Renault is one of the few French companies that has shaped French people's idea of their country. The connection between the brand and the "national narrative," as essayist Raphaël Llorca called it, is what is fueling the protest against an auction due to be held on June 6 at Christie's in Paris of 33 works from the Renault collection, complemented by an online sale of drawings by Henri Michaux.
"This sale betrays the spirit of the collection; it distorts and disfigures a unique ensemble," railed Delphine Renard after first speaking out in Le Figaro. The psychoanalyst is taking a stand because this collection was created in 1967 by her father, Claude Renard, a senior executive at the then state-owned carmaker.
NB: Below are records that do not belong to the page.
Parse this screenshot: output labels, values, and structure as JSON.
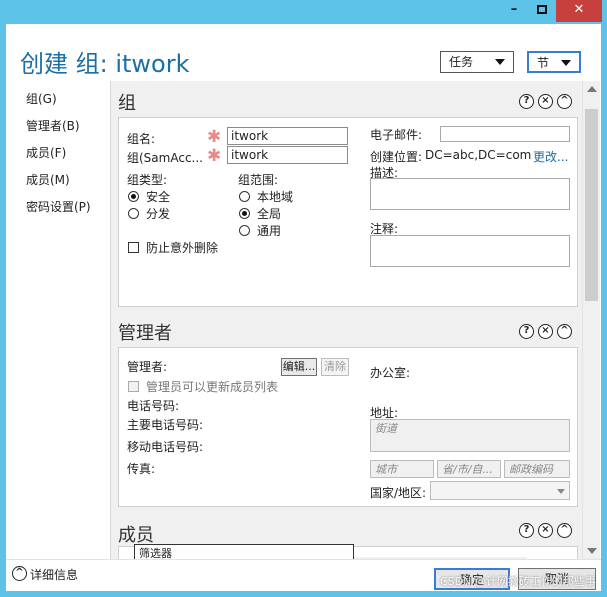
{
  "window": {
    "min": "–",
    "close": "✕"
  },
  "header": {
    "title": "创建 组: itwork",
    "tasks": "任务",
    "section": "节"
  },
  "nav": [
    "组(G)",
    "管理者(B)",
    "成员(F)",
    "成员(M)",
    "密码设置(P)"
  ],
  "group": {
    "title": "组",
    "name_label": "组名:",
    "name_value": "itwork",
    "sam_label": "组(SamAcc...",
    "sam_value": "itwork",
    "type_label": "组类型:",
    "type_security": "安全",
    "type_distribution": "分发",
    "scope_label": "组范围:",
    "scope_local": "本地域",
    "scope_global": "全局",
    "scope_universal": "通用",
    "protect": "防止意外删除",
    "email_label": "电子邮件:",
    "location_label": "创建位置:",
    "location_value": "DC=abc,DC=com",
    "change_link": "更改...",
    "desc_label": "描述:",
    "notes_label": "注释:"
  },
  "managedby": {
    "title": "管理者",
    "manager_label": "管理者:",
    "edit_btn": "编辑...",
    "clear_btn": "清除",
    "can_update": "管理员可以更新成员列表",
    "phone": "电话号码:",
    "main_phone": "主要电话号码:",
    "mobile": "移动电话号码:",
    "fax": "传真:",
    "office": "办公室:",
    "address": "地址:",
    "street": "街道",
    "city": "城市",
    "state": "省/市/自...",
    "zip": "邮政编码",
    "country": "国家/地区:"
  },
  "members": {
    "title": "成员",
    "filter": "筛选器"
  },
  "icons": {
    "help": "?",
    "close": "×",
    "collapse": "^"
  },
  "footer": {
    "details": "详细信息",
    "ok": "确定",
    "cancel": "取消"
  },
  "watermark": "CSDN @计网搬砖工作的那些事"
}
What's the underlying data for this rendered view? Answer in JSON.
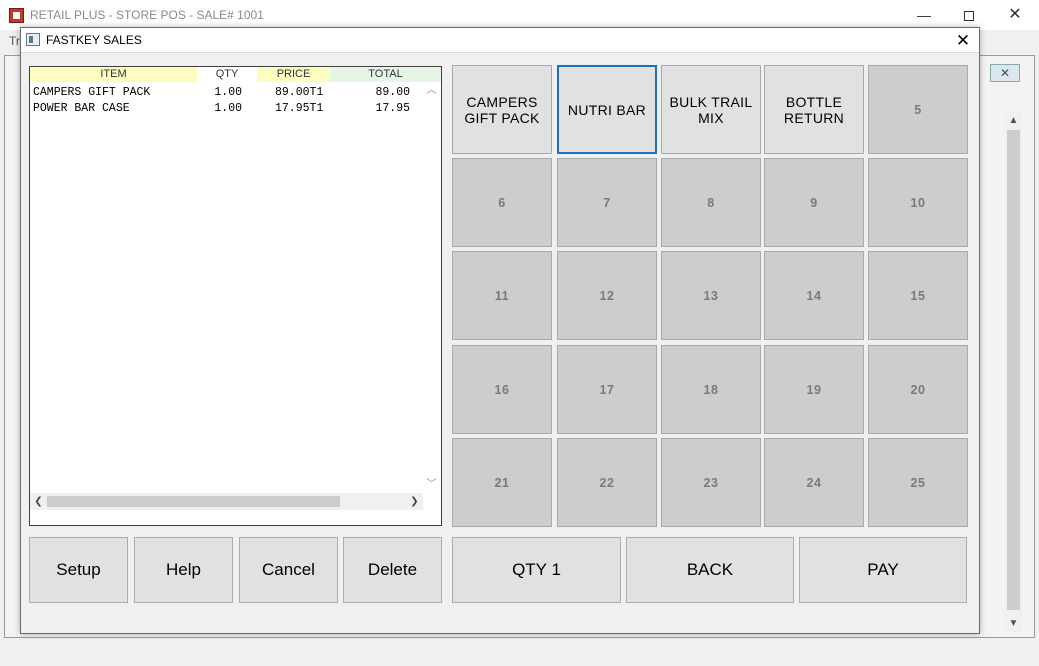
{
  "main_window": {
    "title": "RETAIL PLUS  -  STORE POS  -  SALE# 1001",
    "menu_hint": "Tr"
  },
  "dialog": {
    "title": "FASTKEY SALES"
  },
  "item_list": {
    "columns": [
      "ITEM",
      "QTY",
      "PRICE",
      "TOTAL"
    ],
    "rows": [
      {
        "item": "CAMPERS GIFT PACK",
        "qty": "1.00",
        "price": "89.00T1",
        "total": "89.00"
      },
      {
        "item": "POWER BAR CASE",
        "qty": "1.00",
        "price": "17.95T1",
        "total": "17.95"
      }
    ]
  },
  "fastkeys": [
    "CAMPERS\nGIFT PACK",
    "NUTRI BAR",
    "BULK TRAIL\nMIX",
    "BOTTLE\nRETURN",
    "5",
    "6",
    "7",
    "8",
    "9",
    "10",
    "11",
    "12",
    "13",
    "14",
    "15",
    "16",
    "17",
    "18",
    "19",
    "20",
    "21",
    "22",
    "23",
    "24",
    "25"
  ],
  "buttons": {
    "setup": "Setup",
    "help": "Help",
    "cancel": "Cancel",
    "delete": "Delete",
    "qty": "QTY 1",
    "back": "BACK",
    "pay": "PAY"
  },
  "colors": {
    "selected_border": "#1f6fc0",
    "header_yellow": "#fdfdc2",
    "header_green": "#e6f6e6"
  }
}
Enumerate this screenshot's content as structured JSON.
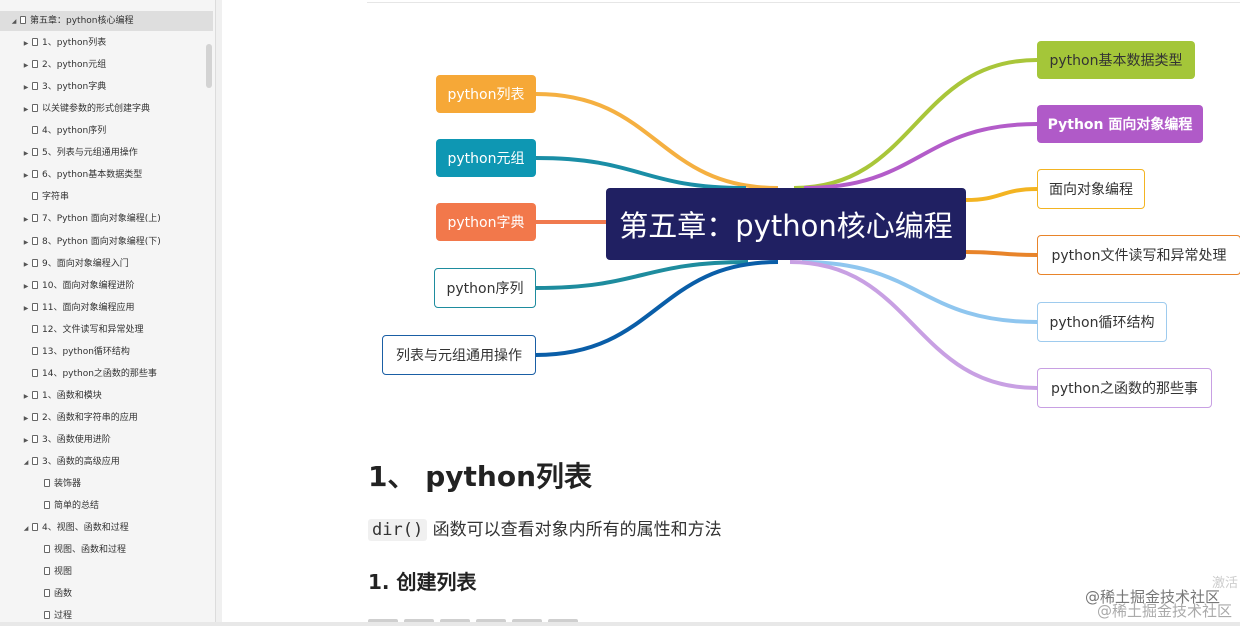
{
  "sidebar": {
    "items": [
      {
        "label": "第五章：python核心编程",
        "indent": 0,
        "expander": "▲",
        "selected": true
      },
      {
        "label": "1、python列表",
        "indent": 1,
        "expander": "▶"
      },
      {
        "label": "2、python元组",
        "indent": 1,
        "expander": "▶"
      },
      {
        "label": "3、python字典",
        "indent": 1,
        "expander": "▶"
      },
      {
        "label": "以关键参数的形式创建字典",
        "indent": 1,
        "expander": "▶"
      },
      {
        "label": "4、python序列",
        "indent": 1,
        "expander": ""
      },
      {
        "label": "5、列表与元组通用操作",
        "indent": 1,
        "expander": "▶"
      },
      {
        "label": "6、python基本数据类型",
        "indent": 1,
        "expander": "▶"
      },
      {
        "label": "字符串",
        "indent": 1,
        "expander": ""
      },
      {
        "label": "7、Python 面向对象编程(上)",
        "indent": 1,
        "expander": "▶"
      },
      {
        "label": "8、Python 面向对象编程(下)",
        "indent": 1,
        "expander": "▶"
      },
      {
        "label": "9、面向对象编程入门",
        "indent": 1,
        "expander": "▶"
      },
      {
        "label": "10、面向对象编程进阶",
        "indent": 1,
        "expander": "▶"
      },
      {
        "label": "11、面向对象编程应用",
        "indent": 1,
        "expander": "▶"
      },
      {
        "label": "12、文件读写和异常处理",
        "indent": 1,
        "expander": ""
      },
      {
        "label": "13、python循环结构",
        "indent": 1,
        "expander": ""
      },
      {
        "label": "14、python之函数的那些事",
        "indent": 1,
        "expander": ""
      },
      {
        "label": "1、函数和模块",
        "indent": 1,
        "expander": "▶"
      },
      {
        "label": "2、函数和字符串的应用",
        "indent": 1,
        "expander": "▶"
      },
      {
        "label": "3、函数使用进阶",
        "indent": 1,
        "expander": "▶"
      },
      {
        "label": "3、函数的高级应用",
        "indent": 1,
        "expander": "▲"
      },
      {
        "label": "装饰器",
        "indent": 2,
        "expander": ""
      },
      {
        "label": "简单的总结",
        "indent": 2,
        "expander": ""
      },
      {
        "label": "4、视图、函数和过程",
        "indent": 1,
        "expander": "▲"
      },
      {
        "label": "视图、函数和过程",
        "indent": 2,
        "expander": ""
      },
      {
        "label": "视图",
        "indent": 2,
        "expander": ""
      },
      {
        "label": "函数",
        "indent": 2,
        "expander": ""
      },
      {
        "label": "过程",
        "indent": 2,
        "expander": ""
      }
    ]
  },
  "mindmap": {
    "center": "第五章：python核心编程",
    "left_nodes": [
      {
        "label": "python列表",
        "bg": "#f6a837",
        "color": "#ffffff",
        "line": "#f5b041"
      },
      {
        "label": "python元组",
        "bg": "#0e97b3",
        "color": "#ffffff",
        "line": "#1a8ea6"
      },
      {
        "label": "python字典",
        "bg": "#f2784b",
        "color": "#ffffff",
        "line": "#f07a4f"
      },
      {
        "label": "python序列",
        "bg": "#ffffff",
        "color": "#333333",
        "line": "#1e8c9e",
        "border": "#1e8c9e"
      },
      {
        "label": "列表与元组通用操作",
        "bg": "#ffffff",
        "color": "#333333",
        "line": "#0a5ea8",
        "border": "#1a5fa5"
      }
    ],
    "right_nodes": [
      {
        "label": "python基本数据类型",
        "bg": "#a4c639",
        "color": "#333333",
        "line": "#a9c63a"
      },
      {
        "label": "Python 面向对象编程",
        "bg": "#b05ac8",
        "color": "#ffffff",
        "line": "#b35cc9",
        "bold": true
      },
      {
        "label": "面向对象编程",
        "bg": "#ffffff",
        "color": "#333333",
        "line": "#f3b422",
        "border": "#f3b422"
      },
      {
        "label": "python文件读写和异常处理",
        "bg": "#ffffff",
        "color": "#333333",
        "line": "#e8842a",
        "border": "#e8842a"
      },
      {
        "label": "python循环结构",
        "bg": "#ffffff",
        "color": "#333333",
        "line": "#8fc6ef",
        "border": "#9ecbee"
      },
      {
        "label": "python之函数的那些事",
        "bg": "#ffffff",
        "color": "#333333",
        "line": "#c8a0e3",
        "border": "#c8a0e3"
      }
    ]
  },
  "content": {
    "heading": "1、 python列表",
    "code": "dir()",
    "paragraph": " 函数可以查看对象内所有的属性和方法",
    "subheading": "1. 创建列表"
  },
  "watermark": {
    "line1": "@稀土掘金技术社区",
    "line2": "@稀土掘金技术社区",
    "activate": "激活"
  },
  "colors": {
    "center_bg": "#202062",
    "sidebar_bg": "#f5f5f5",
    "sidebar_selected": "#dedede"
  }
}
He wanted to bring the world of industry and contemporary art closer together at a time when art was not the tool of distinction and speculation that it has since become.
The estates of Jean Degottex, Simon Hantaï and Jesus-Rafael Soto, as well as that of former Centre Pompidou curator Margit Rowell, the legal successor to painter Georges Noël, have joined her fight. "The spirit of this patronage was to form an indivisible collection, which was never to be resold," they protested in an open letter published by Le Monde. Ramuntcho Matta, the son of painter Roberto Matta, five of whose works feature in the Christie's sale, was also outraged "that a flagship of the French economy should sacrifice part of its cultural heritage that was purchased for social purposes."
"For my father, who took me on his shoulders to the Peugeot workers' picket line, Renault was a different kind of company, which treated its employees better," he added. "For him, this collection had a social and political value."
Although they don't have the power to contest the sale's legality, those who saw the collection grow over the years, sometimes with no connection to its core business, deplore the way it's being auctioned off. "It's not very smart to put on the market 30 drawings by Michaux with very low estimates all at once and without a reserve price. It sends a clear message: 'We want to get rid of them; you just need to bend down to claim them,'" lamented Jean Frémon, co-director of Galerie Lelong in Paris, which sold many works to the company. "We sold the works at prices that took into account the fact that this was a public collection and that it wasn't going to be resold."
Bernard Ceysson, the former director of Saint-Etienne's Museum of Modern and Contemporary Art and who now works in the art trade, believes the problem is one of ethics and exemplarity. She regretted "that Renault has completely switched to a private company mindset." The company's capital, which was opened up to the private sector in the 1990s, is now only 15% state-owned.